De gedurfde, koperachtige vocale stijl van de zusters zorgde er aanvankelijk voor dat ze verschillende audities niet haalden. Maar de vrouwen waren vastbesloten het effect van drie trompetten over te brengen. Zoals Maxene Andrews zich herinnerde:

Je speelt met een orkest en je luistert naar drie geweldige trompetten die spelen

dus we wisten dat dit de manier was waarop je wilde mixen.

Criticus William Ruhlmann merkte op dat de Andrews 'hit uit 1941 "Boogie Woogie Bugle Boy" was

een perfect voorbeeld van de manier waarop de Andrews Sisters hun zanglijnen aanpasten aan het geluid van een hoorngrafiek.

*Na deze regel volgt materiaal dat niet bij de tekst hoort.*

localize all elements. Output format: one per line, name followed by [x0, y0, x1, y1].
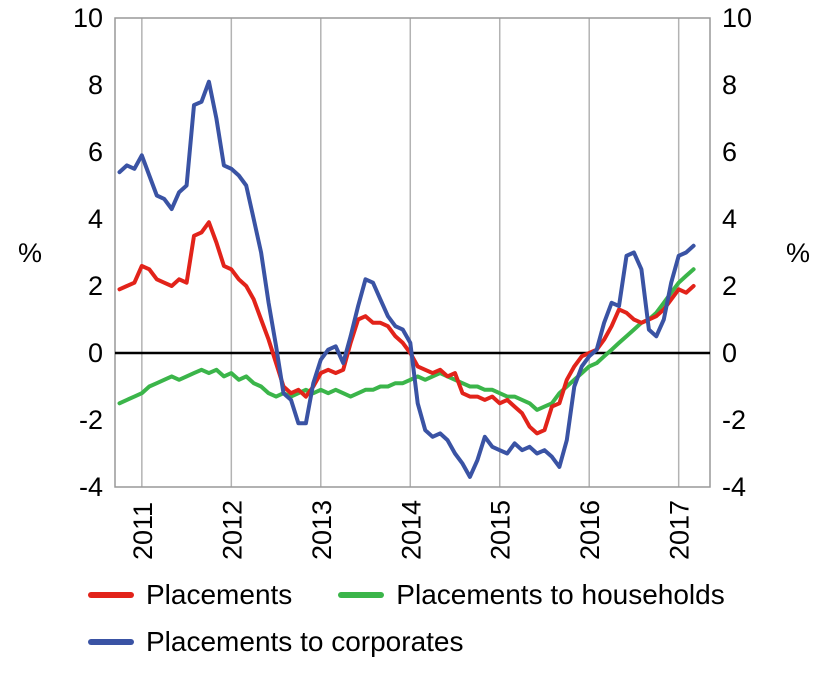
legend-item: Placements to households	[338, 579, 725, 611]
chart-canvas: -4 -4 -2 -2 0 0 2 2 4 4 6 6 8 8 10 10 2011 2012 2013 2014 20…	[73, 3, 752, 560]
y-axis-label-left: %	[18, 238, 43, 268]
legend-label: Placements to corporates	[146, 625, 464, 657]
y-tick-label-left: 0	[88, 338, 103, 368]
legend-line-marker	[88, 592, 134, 599]
series-line-placements-to-corporates	[117, 79, 696, 479]
x-tick-label: 2014	[396, 500, 426, 560]
y-tick-label-left: -2	[79, 405, 103, 435]
chart-legend: Placements Placements to households Placem…	[88, 579, 748, 658]
x-tick-label: 2016	[575, 500, 605, 560]
y-tick-label-left: -4	[79, 472, 103, 502]
y-tick-label-right: 4	[722, 204, 737, 234]
x-tick-label: 2011	[128, 502, 158, 560]
legend-line-marker	[88, 639, 134, 646]
y-tick-label-left: 8	[88, 70, 103, 100]
y-tick-label-right: -2	[722, 405, 746, 435]
y-tick-label-left: 6	[88, 137, 103, 167]
legend-label: Placements to households	[396, 579, 725, 610]
x-tick-label: 2017	[665, 500, 695, 560]
y-tick-label-left: 10	[73, 3, 103, 33]
legend-item: Placements to corporates	[88, 625, 464, 658]
y-tick-label-right: 2	[722, 271, 737, 301]
legend-line-marker	[338, 592, 385, 599]
y-tick-label-right: 0	[722, 338, 737, 368]
y-tick-label-right: 6	[722, 137, 737, 167]
y-tick-label-left: 4	[88, 204, 103, 234]
x-tick-label: 2012	[217, 500, 247, 560]
plot-border	[114, 17, 711, 488]
y-tick-label-right: 10	[722, 3, 752, 33]
y-tick-label-left: 2	[88, 271, 103, 301]
y-tick-label-right: -4	[722, 472, 746, 502]
y-tick-label-right: 8	[722, 70, 737, 100]
series-line-placements-to-households	[117, 267, 696, 412]
x-tick-label: 2015	[486, 500, 516, 560]
legend-label: Placements	[146, 579, 293, 610]
x-tick-label: 2013	[307, 500, 337, 560]
legend-item: Placements	[88, 579, 293, 611]
series-line-placements	[117, 220, 696, 436]
y-axis-label-right: %	[786, 238, 811, 268]
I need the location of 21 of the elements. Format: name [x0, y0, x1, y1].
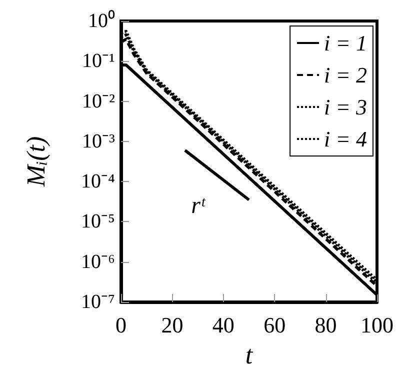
y-tick-label: 10⁻⁵	[81, 210, 115, 233]
x-tick-label: 0	[116, 312, 126, 338]
x-tick-label: 40	[212, 312, 234, 338]
y-tick-label: 10⁻²	[82, 90, 115, 112]
y-tick-label: 10⁰	[88, 9, 115, 32]
y-tick-label: 10⁻¹	[82, 50, 115, 72]
legend-label: i = 2	[324, 62, 368, 88]
x-axis-title: t	[245, 340, 254, 370]
y-tick-label: 10⁻⁷	[81, 291, 116, 313]
x-tick-label: 100	[360, 312, 394, 338]
legend-label: i = 3	[324, 94, 368, 120]
y-tick-label: 10⁻⁴	[81, 170, 116, 193]
annotation: rᵗ	[191, 193, 206, 220]
x-tick-label: 60	[264, 312, 286, 338]
y-axis-title: Mᵢ(t)	[22, 136, 50, 188]
legend-label: i = 1	[324, 30, 368, 56]
x-tick-label: 80	[314, 312, 337, 338]
y-tick-label: 10⁻⁶	[81, 250, 116, 273]
y-tick-label: 10⁻³	[82, 130, 115, 152]
x-tick-label: 20	[161, 312, 184, 338]
legend-label: i = 4	[324, 126, 368, 152]
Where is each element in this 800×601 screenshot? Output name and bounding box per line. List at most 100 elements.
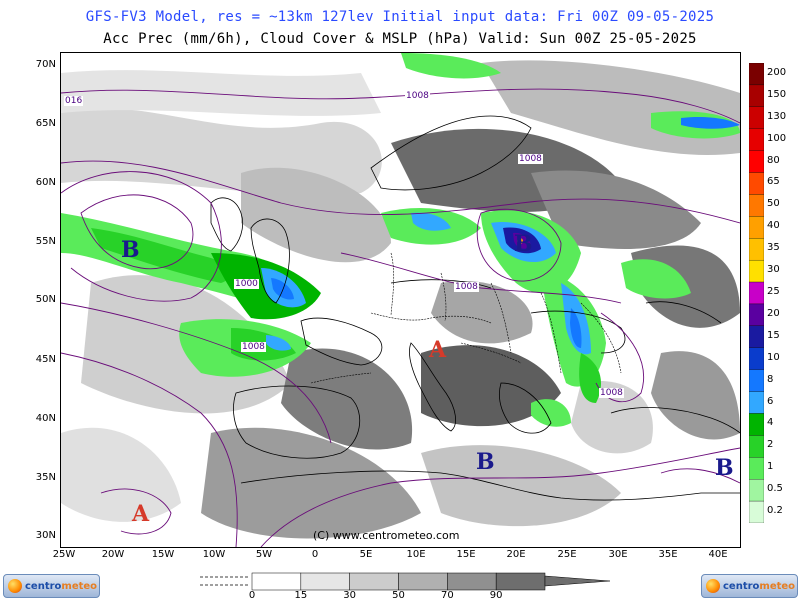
cloud-scale-label: 50 (392, 590, 405, 601)
lon-label-40e: 40E (708, 549, 728, 560)
isobar-label: 1000 (234, 279, 259, 289)
isobar-label: 1008 (454, 282, 479, 292)
precipitation-colorbar (749, 63, 764, 523)
precip-scale-label: 10 (767, 351, 780, 363)
cloud-scale-cell (349, 572, 399, 591)
isobar-label: 016 (64, 96, 84, 106)
globe-icon (706, 579, 720, 593)
lon-label-15e: 15E (456, 549, 476, 560)
precip-scale-label: 8 (767, 373, 774, 385)
precip-scale-label: 150 (767, 88, 787, 100)
precip-scale-label: 40 (767, 220, 780, 232)
lat-label-70n: 70N (35, 59, 56, 70)
weather-map[interactable]: B B A B B A 016 1008 1008 1000 1008 1008… (60, 52, 741, 548)
lon-label-25w: 25W (52, 549, 76, 560)
lat-label-45n: 45N (35, 354, 56, 365)
lat-label-50n: 50N (35, 294, 56, 305)
precip-scale-cell (749, 413, 764, 436)
precip-scale-cell (749, 238, 764, 261)
logo-text-part1: centro (25, 580, 62, 592)
map-canvas (61, 53, 740, 547)
precip-scale-label: 20 (767, 307, 780, 319)
cloud-cover-layer (61, 60, 740, 539)
high-pressure-marker: A (132, 501, 150, 527)
precip-scale-cell (749, 391, 764, 414)
lon-label-20e: 20E (506, 549, 526, 560)
high-pressure-marker: A (429, 337, 447, 363)
precip-scale-cell (749, 84, 764, 107)
isobar-label: 1008 (599, 388, 624, 398)
precip-scale-cell (749, 325, 764, 348)
precip-scale-label: 6 (767, 395, 774, 407)
precip-scale-cell (749, 435, 764, 458)
precip-scale-label: 30 (767, 264, 780, 276)
precip-scale-cell (749, 128, 764, 151)
centrometeo-logo-left[interactable]: centro meteo (3, 574, 100, 598)
lon-label-5w: 5W (255, 549, 273, 560)
copyright-text: (C) www.centrometeo.com (313, 529, 460, 542)
low-pressure-marker: B (121, 237, 140, 263)
precip-scale-label: 100 (767, 132, 787, 144)
precip-scale-label: 65 (767, 176, 780, 188)
lat-label-60n: 60N (35, 177, 56, 188)
cloud-scale-label: 0 (248, 590, 256, 601)
logo-text-part2: meteo (61, 580, 98, 592)
precip-scale-cell (749, 457, 764, 480)
precip-scale-label: 2 (767, 439, 774, 451)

De bekendheid van de Andrews Sisters bereikte een hoogtepunt tijdens de Tweede Wereldoorlog. Bijgenaamd "America's Wartime Sweethearts", werden ze grote favorieten van Amerikaanse troepen in het buitenland, optredend in USO (United Service Organizations) shows. Ze verschenen ook in een aantal films, ter ondersteuning van Abbott en Costello in Buck Privates, In the Navy en Hold That Ghost (alle 1941), en verschenen in hun eigen reeks muzikale komedies, waaronder Private Buckaroo (1942), What's Cookin '? (1942) en Swingtime Johnny (1943). De vele hits van het trio uit deze jaren waren 'Hold Tight', 'Don't Sit Under the Apple Tree', 'Rum and Coca-Cola', 'Beer Barrel Polka' en 'Ac-Cent-Tchu-Ate the Positive. " Hun opgenomen uitvoeringen waren te horen in de soundtracks van talloze films, waaronder Radio Days (1987), Jakob the Liar (1999), The Polar Express (2004) en The Chronicles of Narnia (2005).

Buiten het podium hielden de goed gepubliceerde vetes van de zusters ze op de roddelpagina's. Zoals Patty Andrews in 1985 zei: 'De Andrews Sisters hadden eigenlijk maar één groot gevecht. Het begon in 1937 en het gaat nog steeds door. ' Hoewel hun bekendheid in de naoorlogse jaren afnam, bleef hun act populair tot in de jaren zestig. LaVerne werd getroffen door kanker en trok zich in 1966 terug uit de wet en stierf het jaar daarop. Patty en Maxene gingen nog een tijdje door, met zangeres Joyce DeYoung die hun trio afrondden. Patty en Maxene herwonnen enig succes toen ze meespeelden in de Broadway-musical Over Here! die in 1974-1975 tien maanden duurde. Na de dood van Maxene in 1995 bleef Patty optreden, soms als vaste zanger bij het Glenn Miller Orchestra. Het was een passende coda voor haar carrière, aangezien de Andrews Sisters en het Miller-orkest de muzikale smaak van Amerika tijdens de Tweede Wereldoorlog hadden belichaamd.